- The Washington Times - Wednesday, April 27, 2005

The White House yesterday accused Senate Democrats of opposing reform of the scandal-plagued United Nations by blocking the nomination of John R. Bolton as U.S. ambassador to the world body.

Meanwhile, the chairman of the Senate Foreign Relations Committee predicted that the panel will confirm Mr. Bolton when it reconvenes May 12. Democrats earlier this week said their Senate leaders have not decided whether to filibuster the Bolton nomination if it is approved by the committee.

The White House is trying to shift the debate away from Mr. Bolton and onto the United Nations itself.

Bemoaning the “corruption” of the oil-for-food program and other scandals at the United Nations, White House press secretary Scott McClellan told reporters: “We believe that the United Nations could be much more effective.”

“Are you saying that Senate Democrats are opposing Bolton because they oppose U.N. reform?” a reporter asked.

“That’s what this issue boils down to,” Mr.
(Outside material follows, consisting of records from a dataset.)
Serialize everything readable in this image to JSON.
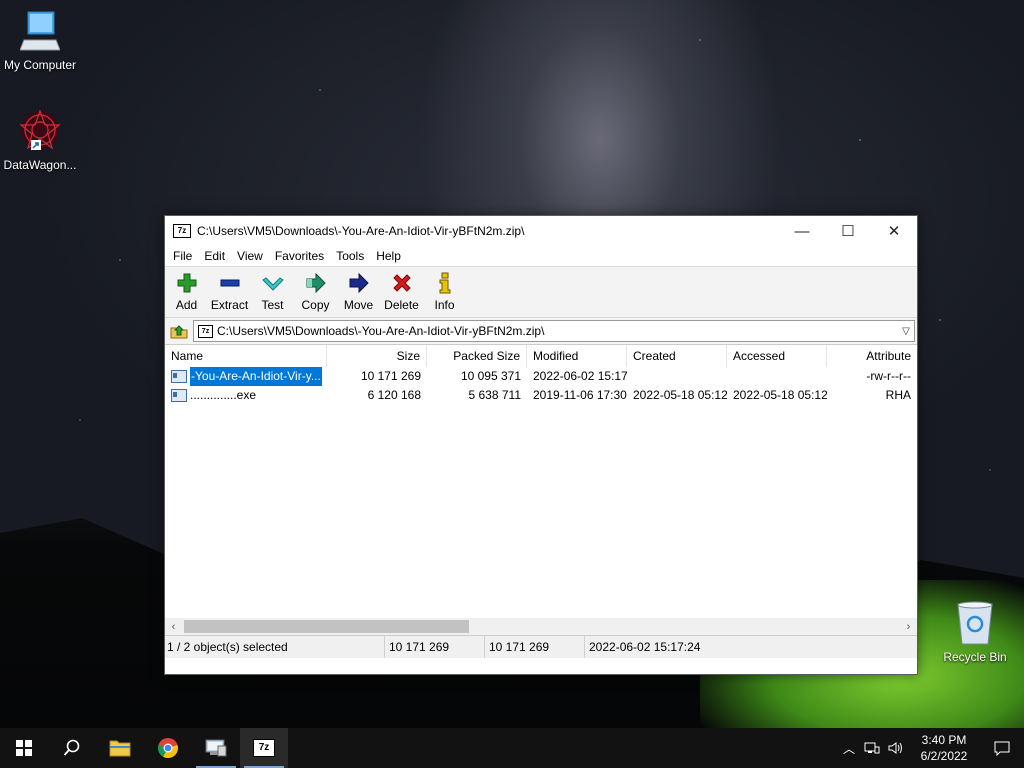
{
  "desktop": {
    "icons": [
      {
        "label": "My Computer"
      },
      {
        "label": "DataWagon..."
      },
      {
        "label": "Recycle Bin"
      }
    ]
  },
  "window": {
    "title": "C:\\Users\\VM5\\Downloads\\-You-Are-An-Idiot-Vir-yBFtN2m.zip\\",
    "app_icon_text": "7z",
    "controls": {
      "minimize": "—",
      "maximize": "☐",
      "close": "✕"
    }
  },
  "menu": [
    "File",
    "Edit",
    "View",
    "Favorites",
    "Tools",
    "Help"
  ],
  "toolbar": [
    {
      "label": "Add",
      "icon": "plus-icon",
      "color": "#2a9a2a"
    },
    {
      "label": "Extract",
      "icon": "minus-icon",
      "color": "#1a3fa8"
    },
    {
      "label": "Test",
      "icon": "check-icon",
      "color": "#2aa6a6"
    },
    {
      "label": "Copy",
      "icon": "double-arrow-icon",
      "color": "#1f8f6a"
    },
    {
      "label": "Move",
      "icon": "arrow-right-icon",
      "color": "#1a2a8a"
    },
    {
      "label": "Delete",
      "icon": "x-icon",
      "color": "#d21b1b"
    },
    {
      "label": "Info",
      "icon": "info-icon",
      "color": "#c9a400"
    }
  ],
  "address": {
    "path": "C:\\Users\\VM5\\Downloads\\-You-Are-An-Idiot-Vir-yBFtN2m.zip\\"
  },
  "columns": [
    "Name",
    "Size",
    "Packed Size",
    "Modified",
    "Created",
    "Accessed",
    "Attribute"
  ],
  "files": [
    {
      "name": "-You-Are-An-Idiot-Vir-y...",
      "size": "10 171 269",
      "packed": "10 095 371",
      "modified": "2022-06-02 15:17",
      "created": "",
      "accessed": "",
      "attr": "-rw-r--r--",
      "selected": true
    },
    {
      "name": "..............exe",
      "size": "6 120 168",
      "packed": "5 638 711",
      "modified": "2019-11-06 17:30",
      "created": "2022-05-18 05:12",
      "accessed": "2022-05-18 05:12",
      "attr": "RHA",
      "selected": false
    }
  ],
  "status": {
    "selection": "1 / 2 object(s) selected",
    "size": "10 171 269",
    "packed": "10 171 269",
    "modified": "2022-06-02 15:17:24"
  },
  "taskbar": {
    "time": "3:40 PM",
    "date": "6/2/2022",
    "accent": "#7aa7d8"
  }
}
McClellan replied. “A vote for John Bolton is a vote for reform at the United Nations. A vote against him is a vote for the status quo at the United Nations.”

The remarks confirmed a White House strategy, first outlined in The Washington Times on Tuesday, to focus attention on U.N. scandals such as the oil-for-food program in Iraq and the sexual abuse of African girls by U.N. peacekeepers.

Nonetheless, reporters continued to ask yesterday about reports that Mr. Bolton was abusive to subordinates when he served as an undersecretary to former Secretary of State Colin L. Powell.

“These are side issues that distract from the real issue,” Mr. McClellan said. “The real issue here is, are we going to move forward on reform at the United Nations or are we going to accept the status quo?”

Although he did not confirm the substance of the accusations against Mr. Bolton, the presidential spokesman acknowledged that the nominee can be hard-nosed.

“John Bolton is someone who brings a lot of experience and a lot of passion — and sometimes a blunt style — to this position,” Mr. McClellan said.

“But those are exactly the kind of qualities that are needed in an agent of change to get things done, particularly at a place like the United Nations,” he added. “So we hope that the Senate will move forward quickly on his nomination.”

Sen. Richard G. Lugar, chairman of the Foreign Relations Committee, predicted that the panel would approve Mr. Bolton’s nomination and send it to the full Senate for a vote next month.

“We will have a vote that I believe will be favorable, and the committee will report the nomination to the floor,” the Indiana Republican told reporters.

“I’m not certain that I will know the heart of hearts of each member sitting there on May the 12th,” he added. “I hope that I will have a good idea, but each will have to make up his or her mind.”

Just to be on the safe side, the White House was trying to set up a meeting between Mr. Bolton and Sen. George V. Voinovich, the Ohio Republican whose concerns about the nominee’s temperament delayed the original vote, which had been scheduled for April 19.